А между тем хорошая жизнь продолжается, родились новые человечки у дочек сгоревшего брата Прокопия: у Светы – дочь Настя, у Наташи – второй сын. У Светланы, ещё одной племянницы, дочери сестры Люды, тоже второй ребёнок родился, дочь Юля, у племянника Алёши, сына сестры Любы, - второй ребёнок, дочь Даша. У Нади, моей двоюродной сестры – родился пятый сын!

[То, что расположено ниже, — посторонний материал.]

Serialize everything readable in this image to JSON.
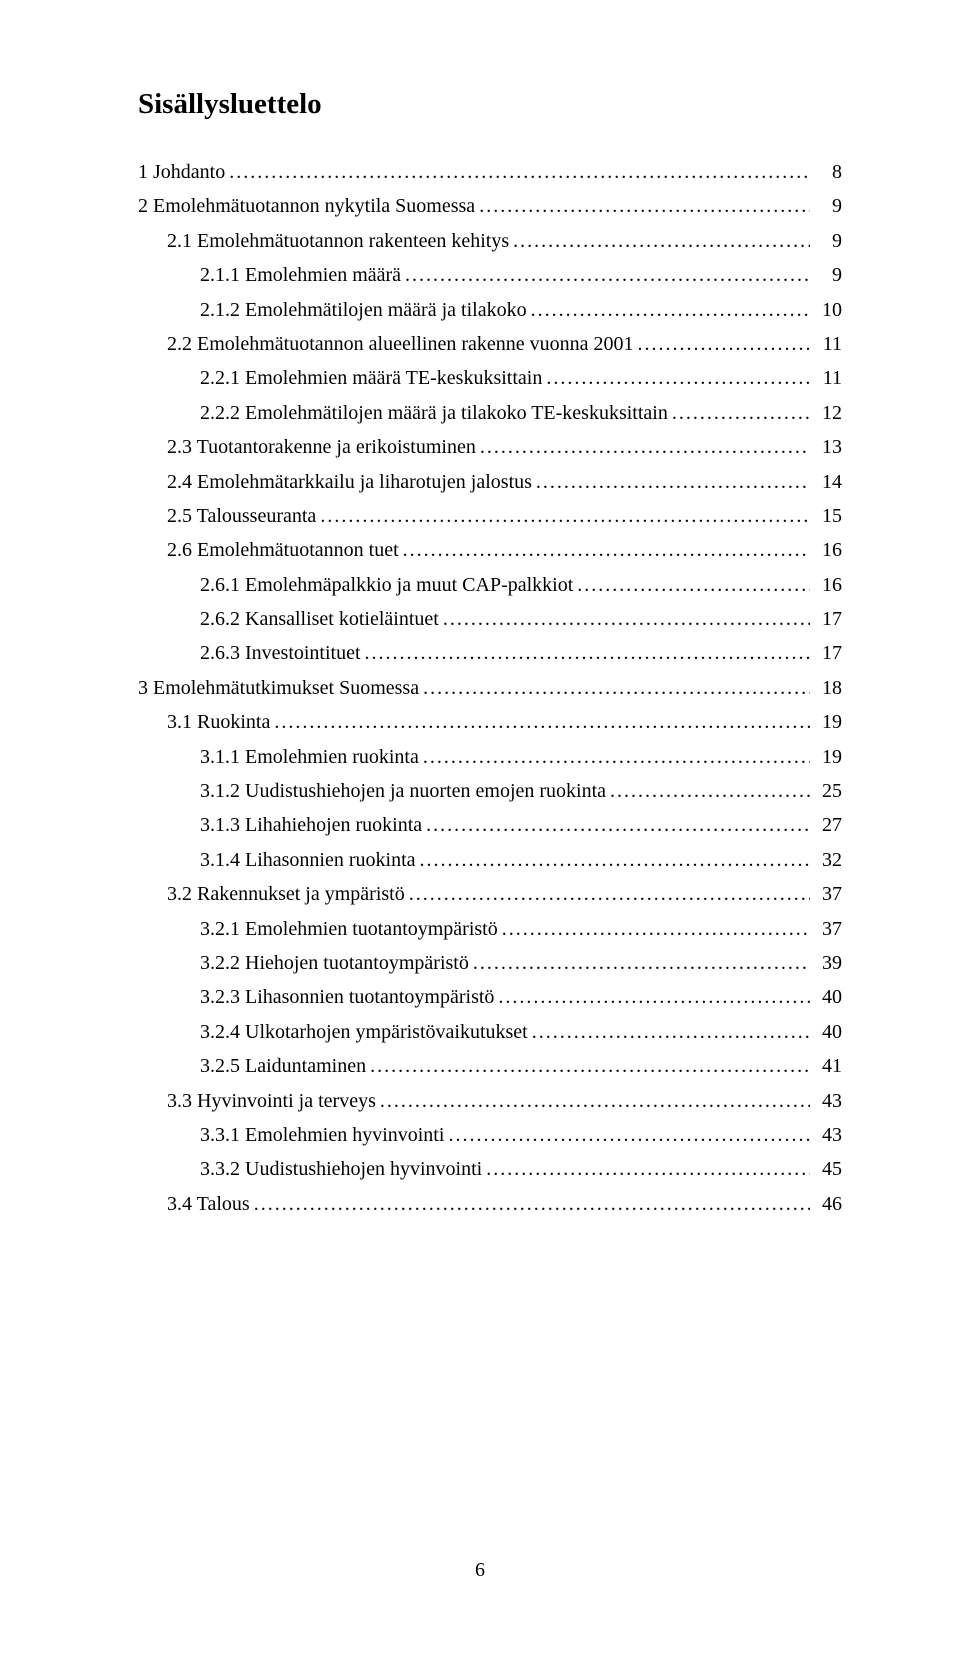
{
  "title": "Sisällysluettelo",
  "page_number": "6",
  "typography": {
    "title_fontsize_pt": 22,
    "body_fontsize_pt": 15,
    "font_family": "Times New Roman",
    "color": "#000000",
    "background": "#ffffff"
  },
  "entries": [
    {
      "indent": 0,
      "label": "1  Johdanto",
      "page": "8"
    },
    {
      "indent": 0,
      "label": "2  Emolehmätuotannon nykytila Suomessa",
      "page": "9"
    },
    {
      "indent": 1,
      "label": "2.1 Emolehmätuotannon rakenteen kehitys",
      "page": "9"
    },
    {
      "indent": 2,
      "label": "2.1.1 Emolehmien määrä",
      "page": "9"
    },
    {
      "indent": 2,
      "label": "2.1.2 Emolehmätilojen määrä ja tilakoko",
      "page": "10"
    },
    {
      "indent": 1,
      "label": "2.2 Emolehmätuotannon alueellinen rakenne vuonna 2001",
      "page": "11"
    },
    {
      "indent": 2,
      "label": "2.2.1 Emolehmien määrä TE-keskuksittain",
      "page": "11"
    },
    {
      "indent": 2,
      "label": "2.2.2 Emolehmätilojen määrä ja tilakoko TE-keskuksittain",
      "page": "12"
    },
    {
      "indent": 1,
      "label": "2.3 Tuotantorakenne ja erikoistuminen",
      "page": "13"
    },
    {
      "indent": 1,
      "label": "2.4 Emolehmätarkkailu ja liharotujen jalostus",
      "page": "14"
    },
    {
      "indent": 1,
      "label": "2.5 Talousseuranta",
      "page": "15"
    },
    {
      "indent": 1,
      "label": "2.6 Emolehmätuotannon tuet",
      "page": "16"
    },
    {
      "indent": 2,
      "label": "2.6.1 Emolehmäpalkkio ja muut CAP-palkkiot",
      "page": "16"
    },
    {
      "indent": 2,
      "label": "2.6.2 Kansalliset kotieläintuet",
      "page": "17"
    },
    {
      "indent": 2,
      "label": "2.6.3 Investointituet",
      "page": "17"
    },
    {
      "indent": 0,
      "label": "3  Emolehmätutkimukset Suomessa",
      "page": "18"
    },
    {
      "indent": 1,
      "label": "3.1 Ruokinta",
      "page": "19"
    },
    {
      "indent": 2,
      "label": "3.1.1 Emolehmien ruokinta",
      "page": "19"
    },
    {
      "indent": 2,
      "label": "3.1.2 Uudistushiehojen ja nuorten emojen ruokinta",
      "page": "25"
    },
    {
      "indent": 2,
      "label": "3.1.3 Lihahiehojen ruokinta",
      "page": "27"
    },
    {
      "indent": 2,
      "label": "3.1.4 Lihasonnien ruokinta",
      "page": "32"
    },
    {
      "indent": 1,
      "label": "3.2 Rakennukset ja ympäristö",
      "page": "37"
    },
    {
      "indent": 2,
      "label": "3.2.1 Emolehmien tuotantoympäristö",
      "page": "37"
    },
    {
      "indent": 2,
      "label": "3.2.2 Hiehojen tuotantoympäristö",
      "page": "39"
    },
    {
      "indent": 2,
      "label": "3.2.3 Lihasonnien tuotantoympäristö",
      "page": "40"
    },
    {
      "indent": 2,
      "label": "3.2.4 Ulkotarhojen ympäristövaikutukset",
      "page": "40"
    },
    {
      "indent": 2,
      "label": "3.2.5 Laiduntaminen",
      "page": "41"
    },
    {
      "indent": 1,
      "label": "3.3 Hyvinvointi ja terveys",
      "page": "43"
    },
    {
      "indent": 2,
      "label": "3.3.1 Emolehmien hyvinvointi",
      "page": "43"
    },
    {
      "indent": 2,
      "label": "3.3.2 Uudistushiehojen hyvinvointi",
      "page": "45"
    },
    {
      "indent": 1,
      "label": "3.4 Talous",
      "page": "46"
    }
  ]
}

Поддержку получаю дома от сына (купил мне красивый новый зонт), от родственников, друзей, знакомых (Галины Коноваловой (сестры бывшего мужа), Кати П., Анны Николаевны, Марата Антоновича, Нелли К.), спасибо, люди!

9 июля 2004 г.
Пятница. Съездила на Бийку. Оттуда всей компанией на весь день выезжали в Курмач-Байгол. Навестила родные могилки.
Купались, рыбачили в родной реке – бо-о-о-олго дезенн, балам! Фотографировались. Какой новый мост построен! В общем – хорошо было.
2-5 июля был Эл Ойын близ села Тулой в Турочакском районе. Серёжа ездил по работе. Я – нет.

27 июня 2004 г.
У Бориски, племянника, родился сын Алёша. Епитовы строят к своему дому пристройку.

31 августа 2004 г.
Вторник. Встреча с прошлым. Чувства самые противоречивые. Ведь всё меж нами казалось счастливым и прекрасным до предательства. По порядку. Весной узнала, что Коноваловы собираются разбирать кладовку (в доме, где мы раньше жили с бывшим мужем), и я попросила Галину, если встретиться свёрток с письмами, то отдать их мне. Дед Михаил отобрал их лет этак 27-28 назад, когда мы ссорились с А.М. Конечно, он мог их выбросить или сжечь.
И вот в воскресенье пошла я на Зелёную улицу угостить черникой и орешками, а там Хозяин, Володя, собрал для нас яблочек и своего винограда. А хозяйка, Галина, ему и говорит хитро:
-Ну что, клад-то отдавать будем?
Я как-то сразу поняла, о чём идёт речь. Пачка писем оказалась толще, чем помнила я. О, это бесконечно далёкое время, - всего четыре месяца были вместе с бывшим мужем, потом армия, рождение сына, работа, бессонные ночи, письма. Вся деревня смеялась, весь Курмач-Байгол, что вертолёт прилетает только для меня: письма всё шли и шли. Такая вот бумажная (и по прочности, как потом показала, жизнь) любовь. Было. Это было. Я была счастлива. А он? Теперь я не знаю, что делать с этими письмами – ведь в них часть моей жизни и начало жизни сына (забота папы-солдата о нём). Непростая встреча с прошлым.
Пока писала эти строки – позвонил сын, спросил, какие батарейки нужны для моего тонометра (который он мне и привёз из Москвы).

11 сентября 2004 г.
Суббота. День города. Часа два ходила и разглядывала всё подряд. Изумительный праздник: красиво, много детей, игры, развлечения, выставки. Вечером будет концерт и фейерверк.